It seems I completely failed trying to express my idea.
Instead of extending Org grammar (syntax), I suggest to change behavior
of source blocks during export. In addition to current :results options,
"ast" may be added. Its effect is that instead of adding text to export
buffer that is parsed as Org markup, it causes insertion of a branch of
syntax tree into original parse results. I admit, during export it may
be necessary to iterate over source blocks one more time at a later stage.
Such source blocks should return "Org Syntax Tree", a simplified variant
of org-element. It allows to change implementation details and e.g. to
use vectors instead of lists for attributes in org-element. A converter
from Org Syntax Tree to org-element should be implemented.
Certainly such format may be used directly as src_ost{(code (:class var)
"language")} inline snippets or as
#+begin_src ost
(code nil ("libtree-{sitter}-"
(code (:class var) "\"language\"")
"."
(code (:class var) "ext")))
#+end_src
block-level elements. However I expect that it is the last resort option
when there is no way to express desired construct in some other way.

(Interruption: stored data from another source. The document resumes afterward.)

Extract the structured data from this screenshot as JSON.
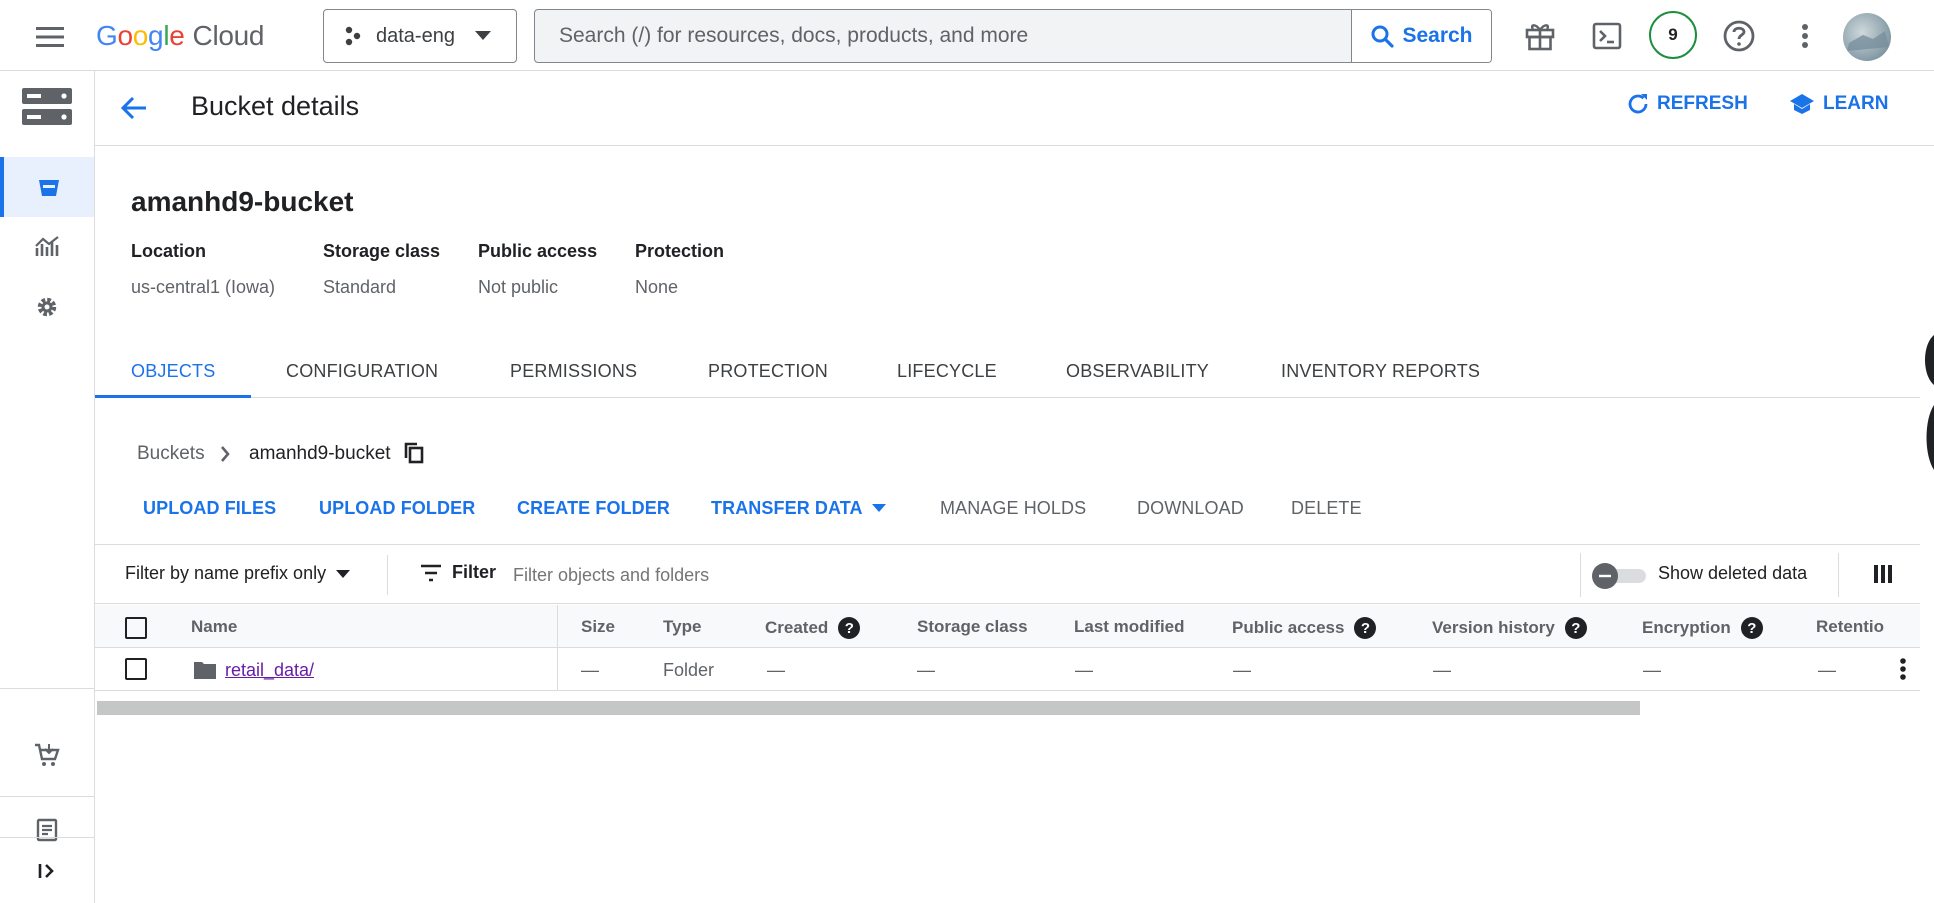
{
  "topbar": {
    "logo_google": [
      "G",
      "o",
      "o",
      "g",
      "l",
      "e"
    ],
    "logo_cloud": "Cloud",
    "project_name": "data-eng",
    "search_placeholder": "Search (/) for resources, docs, products, and more",
    "search_button": "Search",
    "notification_count": "9",
    "icons": [
      "menu-icon",
      "gift-icon",
      "terminal-icon",
      "help-icon",
      "more-vert-icon"
    ]
  },
  "header": {
    "title": "Bucket details",
    "refresh_label": "REFRESH",
    "learn_label": "LEARN"
  },
  "bucket": {
    "name": "amanhd9-bucket",
    "info": [
      {
        "label": "Location",
        "value": "us-central1 (Iowa)"
      },
      {
        "label": "Storage class",
        "value": "Standard"
      },
      {
        "label": "Public access",
        "value": "Not public"
      },
      {
        "label": "Protection",
        "value": "None"
      }
    ]
  },
  "tabs": [
    "OBJECTS",
    "CONFIGURATION",
    "PERMISSIONS",
    "PROTECTION",
    "LIFECYCLE",
    "OBSERVABILITY",
    "INVENTORY REPORTS"
  ],
  "active_tab": "OBJECTS",
  "breadcrumb": {
    "root": "Buckets",
    "current": "amanhd9-bucket"
  },
  "actions": {
    "upload_files": "UPLOAD FILES",
    "upload_folder": "UPLOAD FOLDER",
    "create_folder": "CREATE FOLDER",
    "transfer_data": "TRANSFER DATA",
    "manage_holds": "MANAGE HOLDS",
    "download": "DOWNLOAD",
    "delete": "DELETE"
  },
  "filter": {
    "mode": "Filter by name prefix only",
    "filter_label": "Filter",
    "placeholder": "Filter objects and folders",
    "show_deleted_label": "Show deleted data"
  },
  "table": {
    "columns": {
      "name": "Name",
      "size": "Size",
      "type": "Type",
      "created": "Created",
      "storage_class": "Storage class",
      "last_modified": "Last modified",
      "public_access": "Public access",
      "version_history": "Version history",
      "encryption": "Encryption",
      "retention": "Retentio"
    },
    "rows": [
      {
        "name": "retail_data/",
        "size": "—",
        "type": "Folder",
        "created": "—",
        "storage_class": "—",
        "last_modified": "—",
        "public_access": "—",
        "version_history": "—",
        "encryption": "—",
        "retention": "—"
      }
    ]
  },
  "colors": {
    "accent": "#1a73e8",
    "badge_ring": "#1e8e3e",
    "link_visited": "#681da8"
  }
}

I think, more convenient org-babel backends may be created to parse
TeX-like (texinfo-like) or SGML-like (XML-like) syntax into Org Syntax
Tree hierarchy. The essential idea is that outside of source blocks
usual lightweight markup is used. Source blocks however have just a few
special characters ([\{}], [@{}], or [&<>], etc.) to reduce issues with
escaping for regular text or verbatim-like commands.
Some comments are inline.
On 03/10/2022 11:36, Ihor Radchenko wrote:
Max Nikulin writes:
On 02/10/2022 11:59, Ihor Radchenko wrote:
If you are asking how to represent such construct without introducing
custom elements then (it may be e.g. :type, not :class) parsed AST
should be like
(code nil ("libtree-{sitter}-"
(code (:class var) "\"language\"")
"."
(code (:class var) "ext")))
This is not much different from @name[nil]{<contents>} idea, but
more verbose.
> Also, more importantly, I strongly dislike the need to wrap the text
> into "". You will have to escape \". And it will force third-party
> parsers to re-implement Elisp sexp reader.
By this example I was trying to show how to express @var, @samp, @file
without introducing of new custom objects. I do not see any problem with
verbosity of such format, it may be used for really special cases only,
while some more convenient markup is used for more simple cases.

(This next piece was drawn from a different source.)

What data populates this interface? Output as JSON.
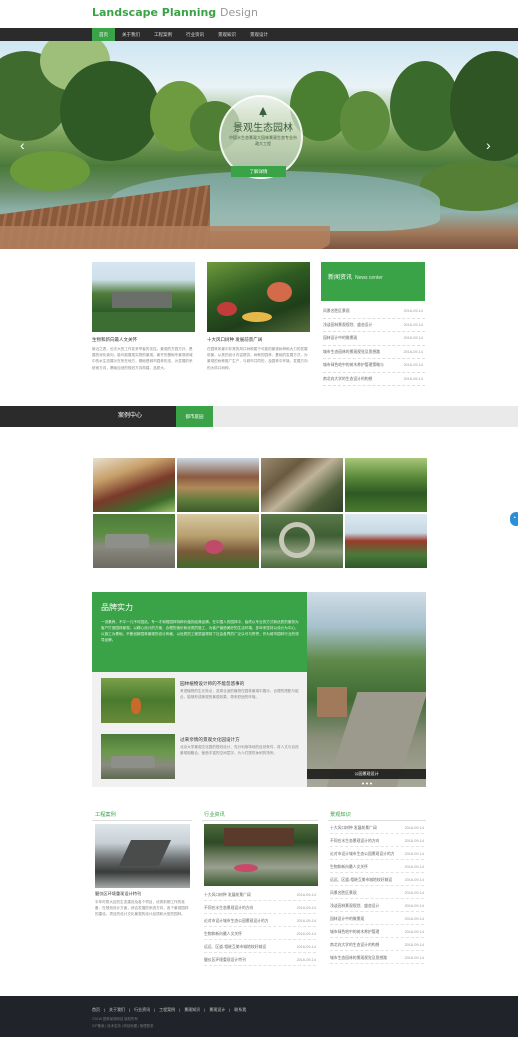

If there was some syntax for object attributes then simple cases would
be like
[[attr:(:class var)]]~language~
I do not like this idea. It will require non-trivial changes in Org
parser and fontification.
Using dedicated object properties or at least inheriting properties from
:parent is the style we employ more commonly across the code:
@var{language}
or
@code[:class var]{language}
or
@attr[:class var]{~language~}
I do not mind to have some "span" object to assign attributes to its
direct children. I used link-like prefix object just because a proof of
concept may be tried with no changes in Org. It does not require support
of nested objects. There is no existing syntax for such "span" objects,
but perhaps it is not necessary and source blocks should be used instead
for special needs.
I have no idea concerning particular markup that can be used inside
source blocks. It might be LaTeX-like commands as discussed in the
sibling subthread or HTML (XML) based syntax that is more verbose than
TeX-like notation.
By convention, the dynamic library
for src_alt{\code[class=var]{language}} is
src_alt{\code{libtree-\{sitter\}-\code[class=var]{"language"}.\code[class=var]{ext}}},
where src_alt{\code[class=var]{ext}} is the
system-specific extension for dynamic libraries.

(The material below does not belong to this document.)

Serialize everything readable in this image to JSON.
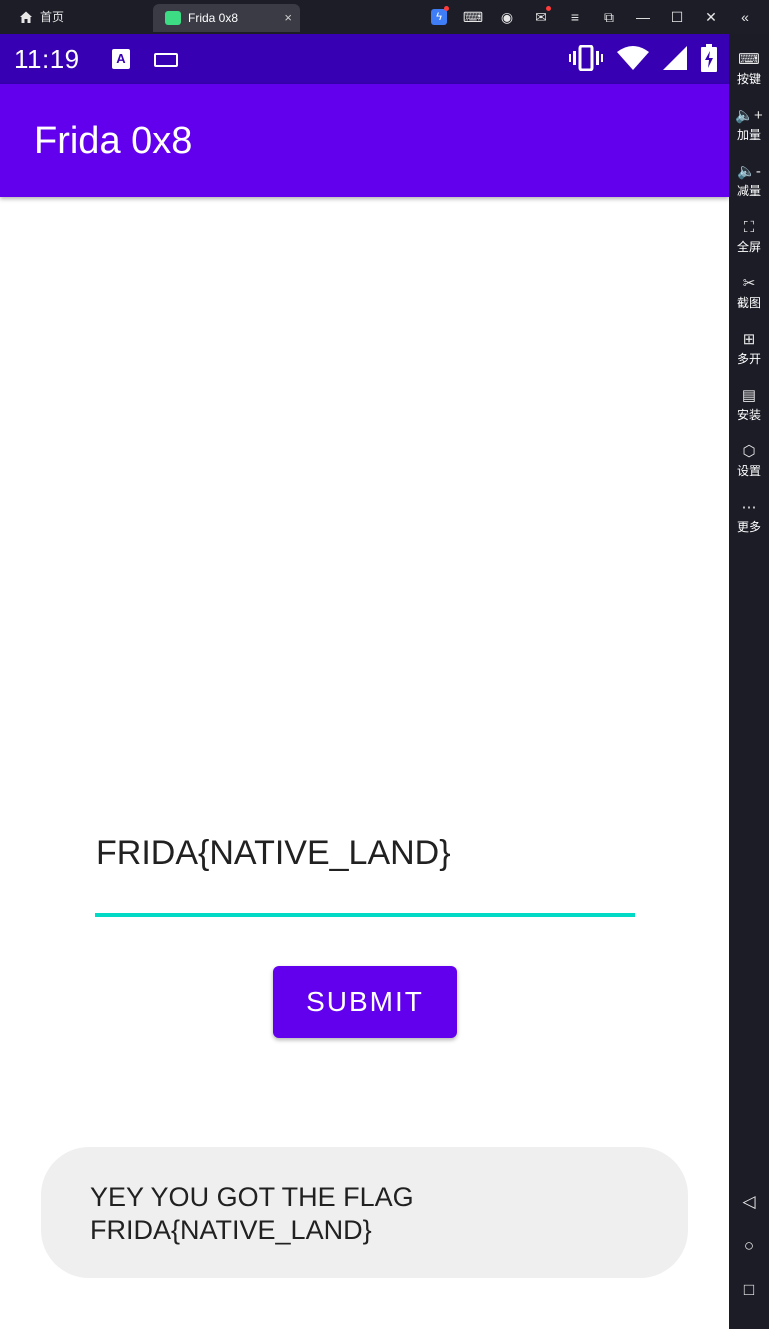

I am against the idea of LaTeX-like commands. It will clash with
latex-fragment object type.
https://orgmode.org/worg/dev/org-syntax.html#LaTeX_Fragments
or
By convention, the dynamic library for
src_alt{<code class="var">language</code>} is
src_alt{<code>libtree-{sitter}-<code
class="var">"language"</code>.<code class="var">ext</code></code>},
where src_alt{<code class="var">ext</code>} is the
system-specific extension for dynamic libraries.
This style will indeed make things easier for the parser. But I find it
too verbose for practical usage. This is why I instead proposed the idea
with variable number of brackets: @code{{can have } inside}}.
Texinfo is TeX with \ replaced by @. Just another character has the
category starting command. The important point is that while Org markup
uses a lot of special characters (*/_+[]...) this flexible markup should
use just a few ones. I do not see any obstacles to try texinfo-like
markup. Source blocks allow to have several languages.
Hypothetical "alt" babel language has default :results ast :export
results header arguments to inject AST bypassing Org markup stage.
The problem with src block emitting AST is clashing with the way src
blocks work during export. What `org-export-as' does is replacing/adding
src block output into the actual Org buffer text before the parsing is
done.
Handling direct AST sexps will require a rewrite on how babel
integration with export works.
Yes, it will. I am evaluating feasibility of such change instead of
extending of Org syntax for custom elements.